Let \(W\) be a subspace of \(V\). The orthogonal complement of \(W\) is \[ W^\perp:=\{ v \in V: v\perp w \mbox{ for all } w \in W\} \]
Let \(W\) be a subspace of \(V\) and let \(W^\perp\) be its orthogonal complement. Then
Every \(x\in V\) can be written uniquely as \(x=x_0+x_1\), with \(x_0\in W\) and \(x_1\in W^\perp\).
\(\text{dim}(V)\)=\(\text{dim}(W)\)+\(\text{dim}(W^\perp)\).
Let \(A\) be an \(n\times n\) matrix. Then, \(\text{dim}(C(A))+\text{dim}(N(A))=n.\)
Let \(A\) be an \(n\times n\) matrix. The scalar \(\lambda\) os called an eigenvalue of \(A\) if \(A-\lambda I\) is singular, i.e., there exists a vector \(v\ne 0\) such that \(Av=\lambda v\).
Any such vector is called an eigenvector corresponding to \(\lambda\).
Consider a general inner product on \(\mathbb{R}^n\). For any operator or matrix \(A\) mapping \(\mathbb{R}^n\) to \(\mathbb{R}^n\), there exists another operator or matrix \(A^*\), called the adjoint, that satisfies \[ (Ax,y)=(x,A^*y) \hspace{3mm} \mbox{ for all } x,y\in \mathbb{R}^n. \]
An operator \(A\) is self-adjoint if it is equal to its adjoint, i.e., \(A=A^*\implies (Ax,y)=(x,Ay)\).
If \(\lambda_1\), \(\lambda_2\) are distinct eigenvalues of the symmetric matrix \(A\), and \(v_1\), and \(v_2\) are corresponding eigenvectors, then \(v_1 \perp v_2\).
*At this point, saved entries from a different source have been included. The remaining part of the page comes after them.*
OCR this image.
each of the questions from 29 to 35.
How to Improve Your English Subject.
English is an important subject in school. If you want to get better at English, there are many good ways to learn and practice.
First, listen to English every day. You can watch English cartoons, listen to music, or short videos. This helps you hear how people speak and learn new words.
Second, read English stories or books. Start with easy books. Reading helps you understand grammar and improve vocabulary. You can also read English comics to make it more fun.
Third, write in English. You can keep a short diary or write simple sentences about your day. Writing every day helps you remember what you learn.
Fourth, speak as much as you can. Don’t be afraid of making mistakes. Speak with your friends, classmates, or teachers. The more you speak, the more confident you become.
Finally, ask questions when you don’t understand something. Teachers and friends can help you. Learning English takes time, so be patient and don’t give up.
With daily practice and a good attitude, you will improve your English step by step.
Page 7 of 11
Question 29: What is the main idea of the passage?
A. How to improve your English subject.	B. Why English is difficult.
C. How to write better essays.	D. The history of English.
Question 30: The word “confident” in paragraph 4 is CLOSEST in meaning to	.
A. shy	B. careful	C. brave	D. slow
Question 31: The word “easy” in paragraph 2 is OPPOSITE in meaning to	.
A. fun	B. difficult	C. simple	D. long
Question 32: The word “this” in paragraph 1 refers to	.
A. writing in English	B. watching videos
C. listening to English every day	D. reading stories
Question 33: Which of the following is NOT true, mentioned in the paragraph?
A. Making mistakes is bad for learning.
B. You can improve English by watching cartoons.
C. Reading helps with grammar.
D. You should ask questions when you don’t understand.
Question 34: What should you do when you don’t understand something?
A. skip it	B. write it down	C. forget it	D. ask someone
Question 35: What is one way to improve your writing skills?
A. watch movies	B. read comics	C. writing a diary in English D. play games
The orthogonality implies that they are linearly independent.
If \(A\) is symmetric, then \(C(A)\) and \(N(A)\) are orthogonal complement.
우선 \(C(A)\)와 \(N(A')\)는 orthogonal하다: \(x\in N(A')\)인 \(x\)가 존재한다고 하자. (\(A'x=0\)). 또한 \(a_1,a_2,\ldots,a_n\) 을 A 의 column vectors라고 하자. 그렇다면 \(a_i \perp x\) for all \(i=1,2,\ldots,n\)이다. 때문에 \(x\perp c(A)\) 이다.
\(A\)는 symmetric하기 때문에 \(C(A)\)와 \(N(A)\)는 orthogonal하다. 또한 dim\((C(A))\)+dim\((N(A))\)=n하다. \(\implies\) Orthogonal complements (두 vector space는 perpendicular하고 dimension의 합이 n이다.)
매우 중요
Let \(A\) be a symmetric \(n\times n\) amtrix. Then, we can write \[ A=PDP', \] where \(D=\text{diag}(\lambda_1,\lambda_2,\ldots,\lambda_n)\), and P is orthogonal.
The \(\lambda's\) are eigenvalues of \(A\), and the \(i^{th}\) column of \(P\) is an eigenvector corresponding to \(\lambda_i\).
모든 symmetric한 matrix는 eigenvalues로 이루어진 diagonal matrix와 eigenvectors로 이루어진 matrix로 분리할 수 있다.
Singular한 matrix또한 Spectral decomposition이 가능하다. 이 때, eigenvector로 이루어진 matrix는 orthogonal하지만 eigenvalue로 이루어진 diagonal matrix는 singular한 \(i^{th}\) element에 대해 \(0\)의 값을 갖는다.